F&O Watch: Volatility seen in March series ahead of Budget

Markets are likely to remain volatile in March series with the Union Budget on Monday

F&O Watch: Volatility seen in March series ahead of Budget
Tulemino Antao Mumbai
Last Updated : Feb 25 2016 | 4:41 PM IST
The February series witnessed massive decline of nearly 6% with sell-off from foreign funds while volatility is seen in the March series with the Union Budget on Monday. The February derivative contracts expired today.

Nifty future has seen Rollover of around 68% to the March series on provisional basis which is slightly lower to the last series. Stock wise better rollover seen in Wipro, Bharat Forge, HCL Tech, BPCL etc.

 "Nifty February series closed negative on the expiry to expiry basis with the loss of around 6% and given the lowest daily closing in last 21 months below psychological 7000 mark. It has been making lower top – lower bottom formation from last one year and trading in a falling channel with negative bias as it is not ready to surpass any important resistance area," says Chandan Taparia, Derivatives Analyst - Equity Research at Anand Rathi Securities.

In the mid of Feb series the Nifty took support near to the lower band of the channel support of 6868 zones but failed to surpass strong hurdle of 7240-7250 zones and again turned lower from last three trading sessions. It has made a classical example of support becoming resistance and now till 7240-7250 zones is not taken out decisively, immediate trend may remain negative to volatile with intraday swings in broader trading range for next coming sessions.

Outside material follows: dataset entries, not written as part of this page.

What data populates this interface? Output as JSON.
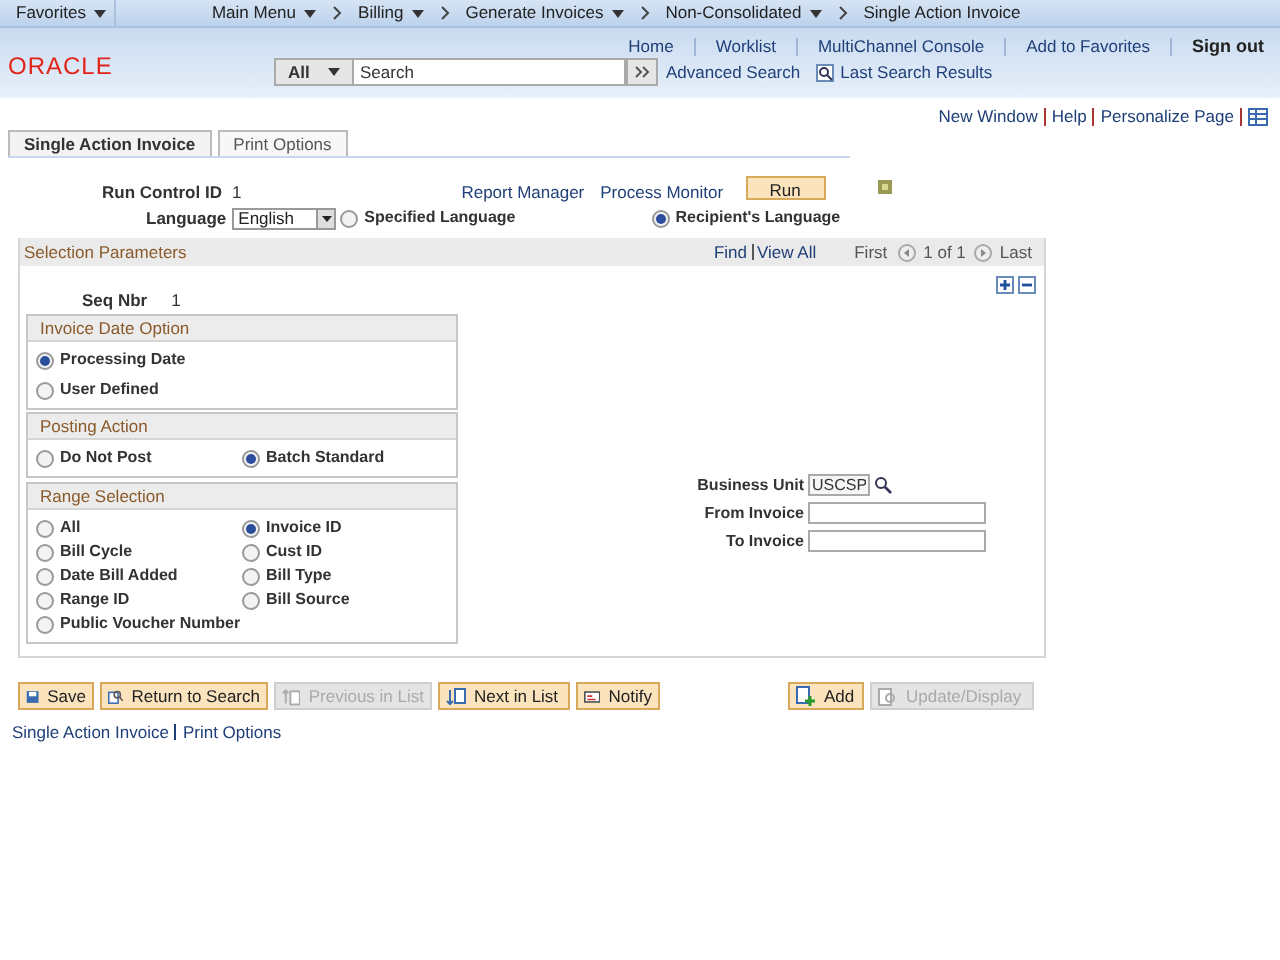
{
  "breadcrumbs": [
    {
      "label": "Favorites",
      "dropdown": true
    },
    {
      "label": "Main Menu",
      "dropdown": true
    },
    {
      "label": "Billing",
      "dropdown": true
    },
    {
      "label": "Generate Invoices",
      "dropdown": true
    },
    {
      "label": "Non-Consolidated",
      "dropdown": true
    },
    {
      "label": "Single Action Invoice",
      "dropdown": false
    }
  ],
  "header_links": [
    {
      "label": "Home",
      "bold": false
    },
    {
      "label": "Worklist",
      "bold": false
    },
    {
      "label": "MultiChannel Console",
      "bold": false
    },
    {
      "label": "Add to Favorites",
      "bold": false
    },
    {
      "label": "Sign out",
      "bold": true
    }
  ],
  "logo": "ORACLE",
  "search": {
    "scope": "All",
    "placeholder": "Search",
    "advanced": "Advanced Search",
    "last_results": "Last Search Results"
  },
  "page_links": [
    "New Window",
    "Help",
    "Personalize Page"
  ],
  "tabs": [
    {
      "label": "Single Action Invoice",
      "selected": true
    },
    {
      "label": "Print Options",
      "selected": false
    }
  ],
  "run_control": {
    "label": "Run Control ID",
    "value": "1"
  },
  "process_links": [
    "Report Manager",
    "Process Monitor"
  ],
  "run_button": "Run",
  "language": {
    "label": "Language",
    "value": "English",
    "options": [
      {
        "label": "Specified Language",
        "selected": false
      },
      {
        "label": "Recipient's Language",
        "selected": true
      }
    ]
  },
  "selection": {
    "title": "Selection Parameters",
    "find": "Find",
    "view_all": "View All",
    "first": "First",
    "counter": "1 of 1",
    "last": "Last",
    "seq_label": "Seq Nbr",
    "seq_value": "1",
    "invoice_date_option": {
      "title": "Invoice Date Option",
      "options": [
        {
          "label": "Processing Date",
          "selected": true
        },
        {
          "label": "User Defined",
          "selected": false
        }
      ]
    },
    "posting_action": {
      "title": "Posting Action",
      "options": [
        {
          "label": "Do Not Post",
          "selected": false
        },
        {
          "label": "Batch Standard",
          "selected": true
        }
      ]
    },
    "range_selection": {
      "title": "Range Selection",
      "options": [
        {
          "label": "All",
          "selected": false
        },
        {
          "label": "Invoice ID",
          "selected": true
        },
        {
          "label": "Bill Cycle",
          "selected": false
        },
        {
          "label": "Cust ID",
          "selected": false
        },
        {
          "label": "Date Bill Added",
          "selected": false
        },
        {
          "label": "Bill Type",
          "selected": false
        },
        {
          "label": "Range ID",
          "selected": false
        },
        {
          "label": "Bill Source",
          "selected": false
        },
        {
          "label": "Public Voucher Number",
          "selected": false
        }
      ]
    },
    "fields": [
      {
        "label": "Business Unit",
        "value": "USCSP",
        "kind": "lookup"
      },
      {
        "label": "From Invoice",
        "kind": "text"
      },
      {
        "label": "To Invoice",
        "kind": "text"
      }
    ]
  },
  "toolbar": [
    {
      "label": "Save",
      "kind": "save",
      "disabled": false
    },
    {
      "label": "Return to Search",
      "kind": "return",
      "disabled": false
    },
    {
      "label": "Previous in List",
      "kind": "prev",
      "disabled": true
    },
    {
      "label": "Next in List",
      "kind": "next",
      "disabled": false
    },
    {
      "label": "Notify",
      "kind": "notify",
      "disabled": false
    },
    {
      "label": "Add",
      "kind": "add",
      "disabled": false
    },
    {
      "label": "Update/Display",
      "kind": "update",
      "disabled": true
    }
  ],
  "footer_links": [
    "Single Action Invoice",
    "Print Options"
  ]
}
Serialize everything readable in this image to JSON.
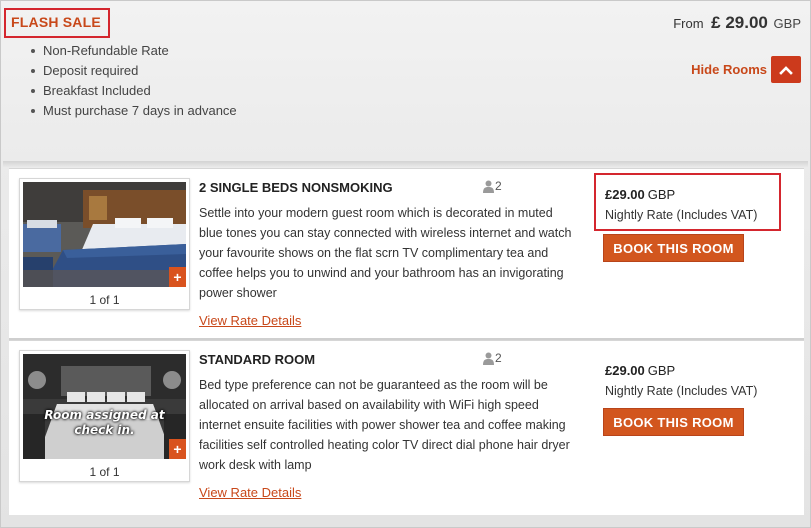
{
  "rate_header": {
    "title": "FLASH SALE",
    "features": [
      "Non-Refundable Rate",
      "Deposit required",
      "Breakfast Included",
      "Must purchase 7 days in advance"
    ],
    "from_label": "From",
    "from_amount": "£ 29.00",
    "from_currency": "GBP",
    "hide_rooms_label": "Hide Rooms",
    "hide_rooms_icon": "chevron-up-icon"
  },
  "rooms": [
    {
      "name": "2 SINGLE BEDS NONSMOKING",
      "occupancy": "2",
      "description": "Settle into your modern guest room which is decorated in muted blue tones you can stay connected with wireless internet and watch your favourite shows on the flat scrn TV complimentary tea and coffee helps you to unwind and your bathroom has an invigorating power shower",
      "photo_count": "1 of 1",
      "photo_caption": "",
      "photo_plus": "+",
      "rate_link": "View Rate Details",
      "price": "£29.00",
      "currency": "GBP",
      "price_note": "Nightly Rate (Includes VAT)",
      "book_label": "BOOK THIS ROOM"
    },
    {
      "name": "STANDARD ROOM",
      "occupancy": "2",
      "description": "Bed type preference can not be guaranteed as the room will be allocated on arrival based on availability with WiFi high speed internet ensuite facilities with power shower tea and coffee making facilities self controlled heating color TV direct dial phone hair dryer work desk with lamp",
      "photo_count": "1 of 1",
      "photo_caption": "Room assigned at check in.",
      "photo_plus": "+",
      "rate_link": "View Rate Details",
      "price": "£29.00",
      "currency": "GBP",
      "price_note": "Nightly Rate (Includes VAT)",
      "book_label": "BOOK THIS ROOM"
    }
  ],
  "colors": {
    "accent_orange": "#d2561e",
    "link_orange": "#c8481a",
    "highlight_red": "#d4262e"
  }
}
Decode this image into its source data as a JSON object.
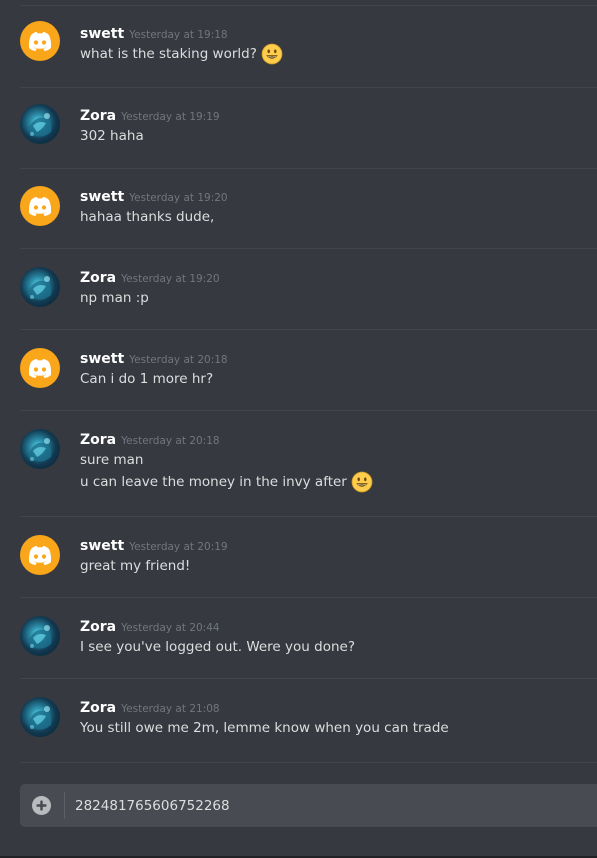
{
  "colors": {
    "background": "#36393f",
    "discord_avatar": "#faa61a",
    "username": "#ffffff",
    "timestamp": "#72767d",
    "text": "#dcddde",
    "input_background": "#484c52"
  },
  "messages": [
    {
      "author": "swett",
      "avatar": "discord-logo-icon",
      "timestamp": "Yesterday at 19:18",
      "lines": [
        {
          "text": "what is the staking world?",
          "emoji": "smiley-emoji-icon"
        }
      ]
    },
    {
      "author": "Zora",
      "avatar": "zora-avatar",
      "timestamp": "Yesterday at 19:19",
      "lines": [
        {
          "text": "302 haha"
        }
      ]
    },
    {
      "author": "swett",
      "avatar": "discord-logo-icon",
      "timestamp": "Yesterday at 19:20",
      "lines": [
        {
          "text": "hahaa thanks dude,"
        }
      ]
    },
    {
      "author": "Zora",
      "avatar": "zora-avatar",
      "timestamp": "Yesterday at 19:20",
      "lines": [
        {
          "text": "np man :p"
        }
      ]
    },
    {
      "author": "swett",
      "avatar": "discord-logo-icon",
      "timestamp": "Yesterday at 20:18",
      "lines": [
        {
          "text": "Can i do 1 more hr?"
        }
      ]
    },
    {
      "author": "Zora",
      "avatar": "zora-avatar",
      "timestamp": "Yesterday at 20:18",
      "lines": [
        {
          "text": "sure man"
        },
        {
          "text": "u can leave the money in the invy after",
          "emoji": "smiley-emoji-icon"
        }
      ]
    },
    {
      "author": "swett",
      "avatar": "discord-logo-icon",
      "timestamp": "Yesterday at 20:19",
      "lines": [
        {
          "text": "great my friend!"
        }
      ]
    },
    {
      "author": "Zora",
      "avatar": "zora-avatar",
      "timestamp": "Yesterday at 20:44",
      "lines": [
        {
          "text": "I see you've logged out. Were you done?"
        }
      ]
    },
    {
      "author": "Zora",
      "avatar": "zora-avatar",
      "timestamp": "Yesterday at 21:08",
      "lines": [
        {
          "text": "You still owe me 2m, lemme know when you can trade"
        }
      ]
    }
  ],
  "input": {
    "value": "282481765606752268",
    "attach_icon": "plus-circle-icon"
  }
}
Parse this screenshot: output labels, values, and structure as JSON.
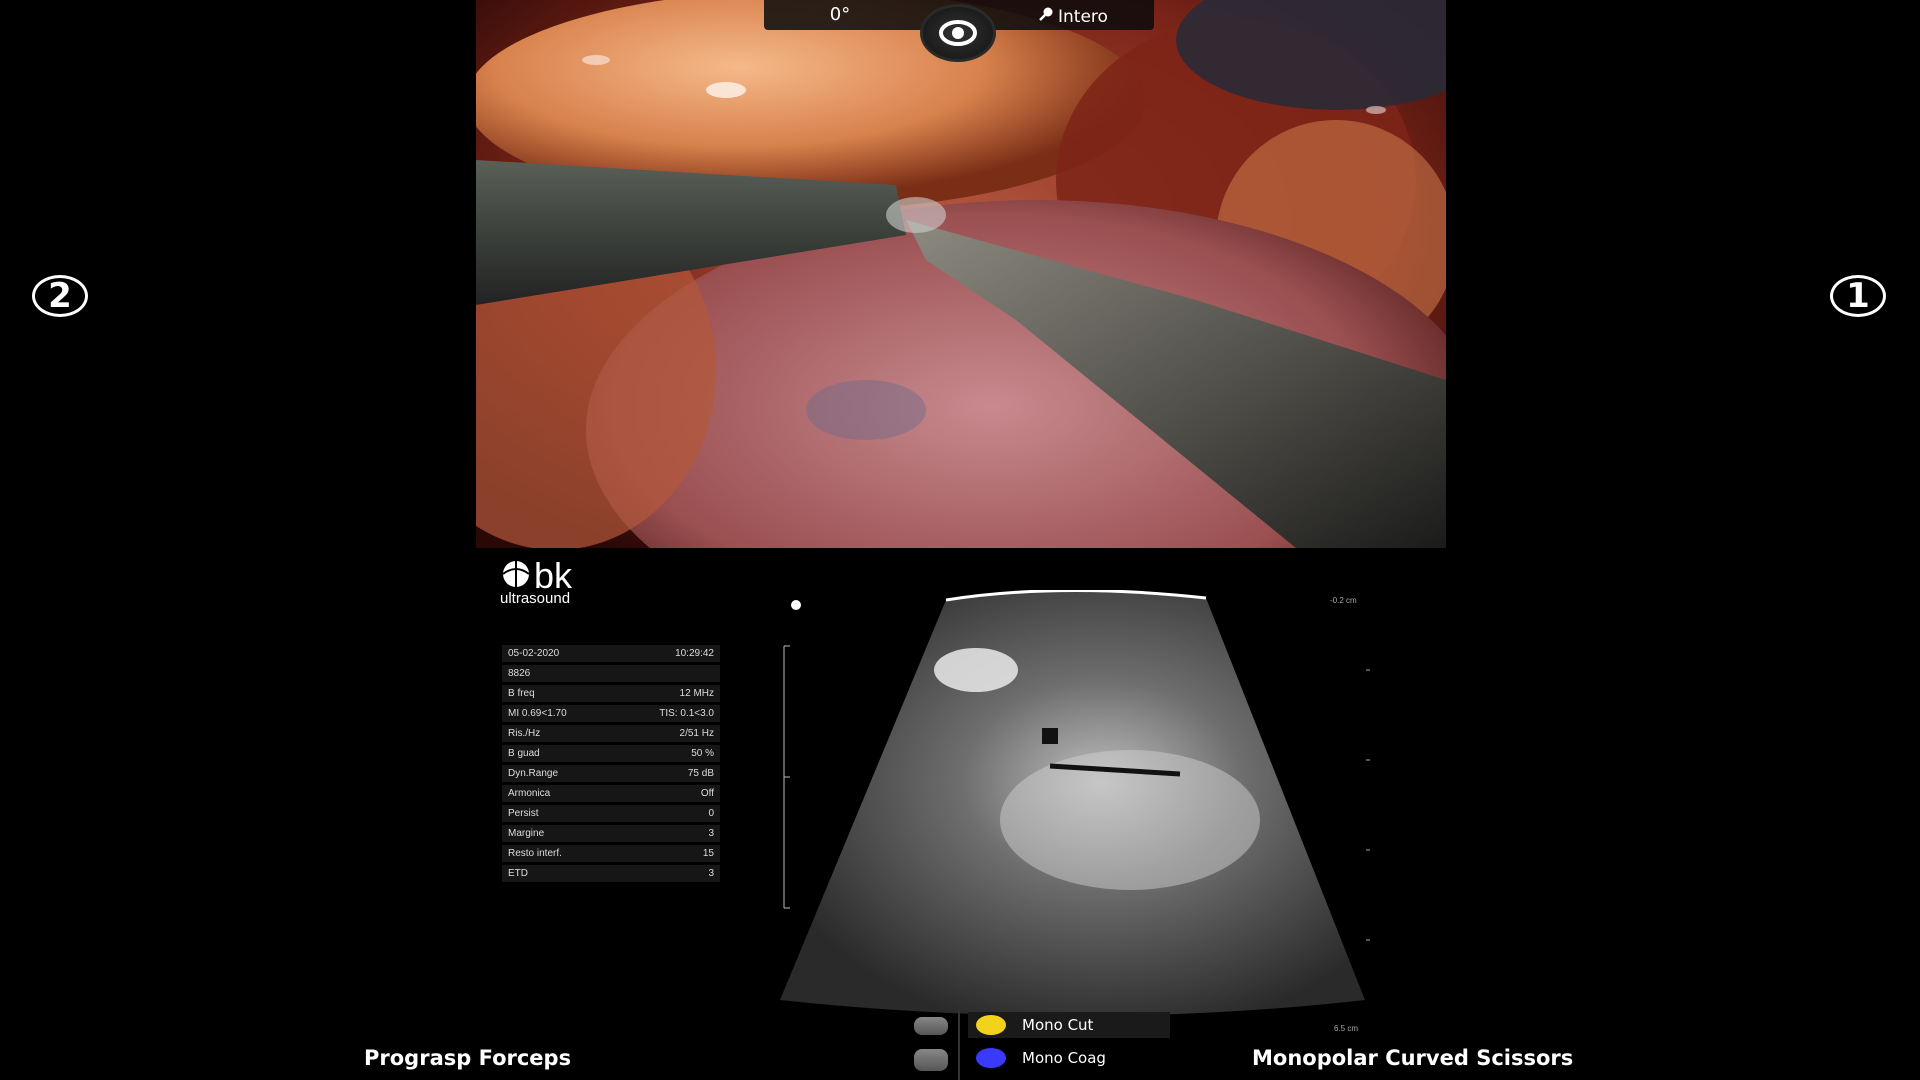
{
  "arms": {
    "left": "2",
    "right": "1"
  },
  "endoscope": {
    "angle": "0°",
    "zoom_label": "Intero"
  },
  "ultrasound": {
    "brand": "bk",
    "brand_sub": "ultrasound",
    "params": [
      {
        "label": "05-02-2020",
        "value": "10:29:42"
      },
      {
        "label": "8826",
        "value": ""
      },
      {
        "label": "B freq",
        "value": "12 MHz"
      },
      {
        "label": "MI 0.69<1.70",
        "value": "TIS: 0.1<3.0"
      },
      {
        "label": "Ris./Hz",
        "value": "2/51 Hz"
      },
      {
        "label": "B guad",
        "value": "50 %"
      },
      {
        "label": "Dyn.Range",
        "value": "75 dB"
      },
      {
        "label": "Armonica",
        "value": "Off"
      },
      {
        "label": "Persist",
        "value": "0"
      },
      {
        "label": "Margine",
        "value": "3"
      },
      {
        "label": "Resto interf.",
        "value": "15"
      },
      {
        "label": "ETD",
        "value": "3"
      }
    ],
    "depth_top": "-0.2 cm",
    "depth_bottom": "6.5 cm"
  },
  "instruments": {
    "left": "Prograsp Forceps",
    "right": "Monopolar Curved Scissors"
  },
  "energy": {
    "cut_label": "Mono Cut",
    "coag_label": "Mono Coag",
    "cut_color": "#f2d21a",
    "coag_color": "#3a3aff"
  }
}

"Now it has to respect to its recent support of 6868 zones (which is lower band of the falling channel, 200 Weekly Moving average levels) and below that fresh selling may drag the indices towards 6666 and lower zones which is 61.80% retracement levels of entire up swing of 5119 (August 2014) to 9119 (March 2015) levels," he said.

India VIX is up by 27% in this series on closing basis and during the series Volatility has spiked up to 50% at 26.87 levels.

Put Call ratio started the Feb series from 0.89 and gradually fell down towards 0.68 levels which is the lowest levels in last 19 months which indicates that huge Call writing is being witnessed in the market which is keeping the upside limited at every small bounce back.

Foreign institutional investors were net sellers in equities of over Rs 8,000 crore in the cash segment during February.

Bank Nifty has been underperforming the broader indices as it corrected by around 11% compare to Nifty fall of 6% in the Feb series as sharp selloff seen in most of the banks especially in PSU banking counters. Bank Nifty has broken all immediate support and resistances are shifting lower.

OUTLOOK
 
The open interest position in the March series indicates that upside gains are limited.

"In the March series maximum Put OI is at 7000 strike while maximum Call OI is at 7500 strike which is also suggesting support on decline but limited upside. Now March series is longest expiry which is closing at last session of the month on 31st March 2016 and having a major event of Union Budget 2016. Although market may give some volatile spike but premiums are high and volatility may cool down post the event which may cause in decline in option premium. We are having a cautious view on the market but the way it has fallen down much from higher levels and upside is also limited," Taparia added.